No, esto es no es una segunda parte de mi obituario a Robe. Aunque podría serlo. Pero no. Esto solamente es un analisis oportunista y a vuela pluma de los resultados de las elecciones extremeñas celebradas hace un rato. Y escrito justo después de ver las reacciones de los líderes políticos (a todo se le llama lider hoy en día) tras ver lo que les han deparado los extremeños con su voto libre y directo en las urnas. Que a veces esto se les olvida a muchos a la hora de interpretar y sigue hablando en nombre de, cuando los afectados ya han manifestado lo que quieren…
Este fue mi pronóstico a media mañana del domingo:

Visto el resultado final, dos apreciaciones: la primera que acerté más o menos en cuanto a creer que el PP no iba a subir demasiado (crece en porcentaje dada la baja partipación y un escaño pero pierde votos) y en que Podemos/IU iban a recoger una parte pequeña del voto que se iba a dejar el PSOE (ha crecido 3 escaños). La segunda, que pensé que el PSOE aún tenía un suelo de voto útil más alto que el ha demostrado (saca 3 escaños menos de lo que yo elucubraba y 10 de los que tenía) y que Vox aún tenía un techo menos alto del que realmente tiene (si es que tiene). Mi pronóstico tenía la misma fiabilidad que los del CIS, pero más barato y menos bochornoso…
¿El análisis? Rapido y sin contemplaciones:
El PP gana las elecciones, pero sigue siendo una opción que no genera ilusión y que es incapaz de recoger el descrédito del PSOE. Solo gana porque el sanchismo se hunde. Que Feijóo se lo haga mirar y piense si sus portavoces y su proyecto es capaz lograr gobernar, porque ganar lo va a hacer pero gobernar (que no ocupar el gobierno, que es algo diferente) está por ver.

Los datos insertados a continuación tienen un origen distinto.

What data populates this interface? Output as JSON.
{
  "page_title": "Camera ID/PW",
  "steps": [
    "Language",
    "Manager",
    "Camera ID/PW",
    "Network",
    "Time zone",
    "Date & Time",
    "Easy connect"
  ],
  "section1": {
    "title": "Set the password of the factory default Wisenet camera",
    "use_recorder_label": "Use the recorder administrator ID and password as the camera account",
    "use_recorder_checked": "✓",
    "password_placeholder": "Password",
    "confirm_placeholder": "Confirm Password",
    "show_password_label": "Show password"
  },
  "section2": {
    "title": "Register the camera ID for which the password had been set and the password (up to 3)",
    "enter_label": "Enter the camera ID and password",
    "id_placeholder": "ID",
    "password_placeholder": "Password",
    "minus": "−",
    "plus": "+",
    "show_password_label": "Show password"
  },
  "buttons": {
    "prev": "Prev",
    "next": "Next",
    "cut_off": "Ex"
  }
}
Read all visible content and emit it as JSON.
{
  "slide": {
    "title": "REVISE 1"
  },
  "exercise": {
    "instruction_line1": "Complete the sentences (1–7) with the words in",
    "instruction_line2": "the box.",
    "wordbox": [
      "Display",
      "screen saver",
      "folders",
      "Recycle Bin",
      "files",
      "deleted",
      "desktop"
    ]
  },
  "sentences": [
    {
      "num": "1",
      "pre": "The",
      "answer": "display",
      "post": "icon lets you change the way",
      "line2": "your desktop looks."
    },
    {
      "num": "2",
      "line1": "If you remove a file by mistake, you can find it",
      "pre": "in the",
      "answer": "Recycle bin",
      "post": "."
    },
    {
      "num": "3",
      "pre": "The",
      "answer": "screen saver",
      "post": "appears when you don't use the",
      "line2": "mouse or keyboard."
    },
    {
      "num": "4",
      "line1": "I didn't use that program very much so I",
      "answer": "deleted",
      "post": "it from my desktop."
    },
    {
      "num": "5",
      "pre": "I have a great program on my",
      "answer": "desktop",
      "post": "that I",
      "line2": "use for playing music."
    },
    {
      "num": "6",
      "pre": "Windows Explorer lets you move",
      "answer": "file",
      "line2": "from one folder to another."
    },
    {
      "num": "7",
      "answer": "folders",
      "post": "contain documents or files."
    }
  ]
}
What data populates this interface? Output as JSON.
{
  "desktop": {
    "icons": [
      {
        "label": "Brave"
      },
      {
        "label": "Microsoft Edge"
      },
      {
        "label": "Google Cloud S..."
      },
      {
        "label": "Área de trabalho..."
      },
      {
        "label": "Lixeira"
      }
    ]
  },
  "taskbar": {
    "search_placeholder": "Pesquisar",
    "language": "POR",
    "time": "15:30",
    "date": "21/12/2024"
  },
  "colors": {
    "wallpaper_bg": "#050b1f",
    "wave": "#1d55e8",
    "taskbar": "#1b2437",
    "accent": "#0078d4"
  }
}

Vox continúa su subida imparable y se coloca cerca del 18% que le daban algunos sondeos a nivel general. No es cierto que recoja solo voto rural sino que gracias al voto joven urbano se convierte en la segunda fuerza en muchas ciudades. El mensaje que conjuga claves que refuerzan al votante de derechas tradicional (sin complejos), junto a un discurso fuerte muy social, anti-inmigracionista y anti-élites que llama a los jóvenes hartos de lo que hoy hay, funciona. El no participar en la gestión del día a día de los gobiernos pero si mostrar fuerza en sus posiciones, le puede llevar a un resultado histórico en las generales.
¿El PSOE? La suma de un candidato imputado y malo de solemnidad (no hay más que ver su reacción patética al batacazo) con un sanchismo al que la corrupción y la desverguenza de sus máximos dirigentes le ha roto del todo las costuras, ya desilachadas previamente por los pactos y cambios de guión permanente desde 2018, deja al PSOE con un futuro poco prometedor. El miedo a la extrema derecha ya no basta para resistir y la ciudadanía está dividida mayoritariamente entre quienes les detestan y quienes ya no les creen. Dificil solución tiene eso. El PSOE está mas cerca ahora mismo de empezar a competir con Vox por ser los segundos que de ser alternativa de gobierno. Espoiler: pronto comenzará la desbandanda interna porque muchos ven cerca perder cargos y sueldos. Así empezaron en Francia y hoy son irrelevantes. Para frenar la caida libre que se verá ahora consolidada en Aragón y Castilla y León, Pedro Sanchez debería plantear un nuevo giro dimitendo, convocando un congreso extraordinario que refunde el partido. El problema es con quién, porque hoy todos los cuadros y militantes (incluidos los que van a empezar a saltar del barco) son tan responsables de la situación como el mismo. Y que Sanchez es un ególatra que no tiene capacidad de asumir que el es el máximo culpable…
El mundillo Podemos/IU lograr mejorar los resultados gracias a que recoge un pequeña parte de lo que se deja el PSOE, pero vuelve a demostrar que tiene un techo claro que le impidió lograr el sorpasso en su momento (y ese si era el momento) y le sigue impidiendo recoger todo lo que pierden los socialista y al mismo tiempo captar el voto nuevo o abstencionista (que si ha logrado Vox). Muchos votantes del PSOE se han quedado en casa antes de votar a la derecha o a Podemos. Y pese a la alegría de la candidata podemita (que era creo la más capaz de todos los contendientes) por sus 7 escaños (pasando de soslayo con que la correlación derecha/izquierda en ¡Extremadura! es de 60/40) debería preguntarse el porqué. Lo mismo se dan cuenta de que en los malos resultados del PSOE ellos son parte del problema y considerados por los votantes tan responsables como Sánchez del estado de las cosas, por mucho que nos regañen Irene Montero y su club de amigas.